When it comes to traffic lights, the car driver has to squint to see the traffic light, and will often come to a halt at a red line well over the line, quite possibly blocking the intersection for cross traffic altogether. However, once a red light is acknowledge, there is no Japanese car driver who would dare disobey it, even for such trivialities as clearing out of an intersection.

Truck drivers

Truck drivers, like car drivers, are usually found driving on the road. Quite often, though, truck drivers will take advantage of the fact that major thoroughfares are several lanes wide, and use the left-hand lane as a parking lot while they take a leisurely nap. They take advantage of the Japanese traffic rule that if you turn on your hazard lights, any existing no-parking and no-stopping rules evaporate like mist.

Truck drivers have much better vision than car drivers, quite possibly because they’re placed much higher up. They can not only see more than the car immediately ahead of them, they can use this information to act on it. For instance, they can let rip with a blast on the horn to let a motorcyclist know that trucks are more important than motorcycles.

Their eagle eyes also allow them to see traffic lights from much further away than car drivers, permitting them to stop at a red light as much as fifty meters before the line.

Motorcycle riders

Motorcycle riders are generally found in the miniscule gaps between cars on busy roads, although you’ll occasionally see one riding in the middle of his lane with cars before and after him. Lane-splitting is a highly-valued skill in Japan, and a motorcyclist who could fit his bike into the spot between two cars with fully three millimeters to spare and who doesn’t do so is met with scorn and derision from the bikers around him, some of whom will attempt to lane-split between the bike and one of the cars it’s already between.

They have very good vision, especially when it comes to judging distances between things to determine whether their bikes will fit or not. Not only that, but unlike the other denizens of the road, they can see other motorcycles most of the time. Unlike car drivers, though, motorcycle drivers aren’t capable of seeing the spirits of their ancestors, so when lights turn green, they tend to take off in a way that horrifies the car drivers.

Bicycle riders

Bicycle riders can be found anywhere and everywhere. They’re not legally allowed to be on sidewalks, but you’ll find them there all the time. There are actual rules set down in Japanese law that says where bicycles are and aren’t allowed to go, but nobody pays them the slightest bit of attention.

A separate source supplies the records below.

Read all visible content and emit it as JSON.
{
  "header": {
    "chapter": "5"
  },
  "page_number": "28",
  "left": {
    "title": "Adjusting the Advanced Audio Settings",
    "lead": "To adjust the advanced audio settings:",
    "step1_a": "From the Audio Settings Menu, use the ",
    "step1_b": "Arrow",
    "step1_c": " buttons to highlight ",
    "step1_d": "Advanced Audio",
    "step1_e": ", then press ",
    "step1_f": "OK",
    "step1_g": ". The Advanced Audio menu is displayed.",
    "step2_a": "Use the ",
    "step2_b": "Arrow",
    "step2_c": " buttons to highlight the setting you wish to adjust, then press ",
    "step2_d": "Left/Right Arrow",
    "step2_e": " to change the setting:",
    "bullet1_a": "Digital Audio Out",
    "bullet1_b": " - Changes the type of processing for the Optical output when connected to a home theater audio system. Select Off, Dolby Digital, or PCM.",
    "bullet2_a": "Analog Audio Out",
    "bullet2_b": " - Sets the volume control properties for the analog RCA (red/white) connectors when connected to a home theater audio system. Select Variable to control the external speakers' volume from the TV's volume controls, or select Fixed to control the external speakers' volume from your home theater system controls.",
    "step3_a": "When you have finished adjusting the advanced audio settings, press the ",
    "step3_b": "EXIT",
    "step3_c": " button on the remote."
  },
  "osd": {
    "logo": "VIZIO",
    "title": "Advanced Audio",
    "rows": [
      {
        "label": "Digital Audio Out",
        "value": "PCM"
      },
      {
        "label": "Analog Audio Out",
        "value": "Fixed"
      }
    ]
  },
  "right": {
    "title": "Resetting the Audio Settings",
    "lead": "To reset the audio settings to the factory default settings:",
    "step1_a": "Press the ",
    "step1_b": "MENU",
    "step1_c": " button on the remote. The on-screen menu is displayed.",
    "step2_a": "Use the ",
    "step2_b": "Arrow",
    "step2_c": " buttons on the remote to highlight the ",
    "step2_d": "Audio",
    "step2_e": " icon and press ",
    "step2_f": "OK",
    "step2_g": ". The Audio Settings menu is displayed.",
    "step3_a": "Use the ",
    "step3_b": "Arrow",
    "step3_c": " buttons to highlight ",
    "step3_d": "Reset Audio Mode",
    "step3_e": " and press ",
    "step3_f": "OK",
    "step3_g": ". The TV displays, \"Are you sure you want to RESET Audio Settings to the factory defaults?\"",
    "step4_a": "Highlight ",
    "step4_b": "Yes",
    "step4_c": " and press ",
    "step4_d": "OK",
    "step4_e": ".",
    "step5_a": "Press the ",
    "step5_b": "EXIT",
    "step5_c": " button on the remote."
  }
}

Bicycle riders are oblivious to everything. They don’t see cars, motorcycles, pedestrians, lines on the road, the general flow of traffic, or traffic lights. They drift through all of these things like they are just as much mist. Things they can see include the screen of their phone, the display of the iPod that they’re adjusting, and the newspaper that they’re reading because the intersection of Aoyama-Dori and Meiji-Dori at 5pm is so dull that they need something to combat their boredom.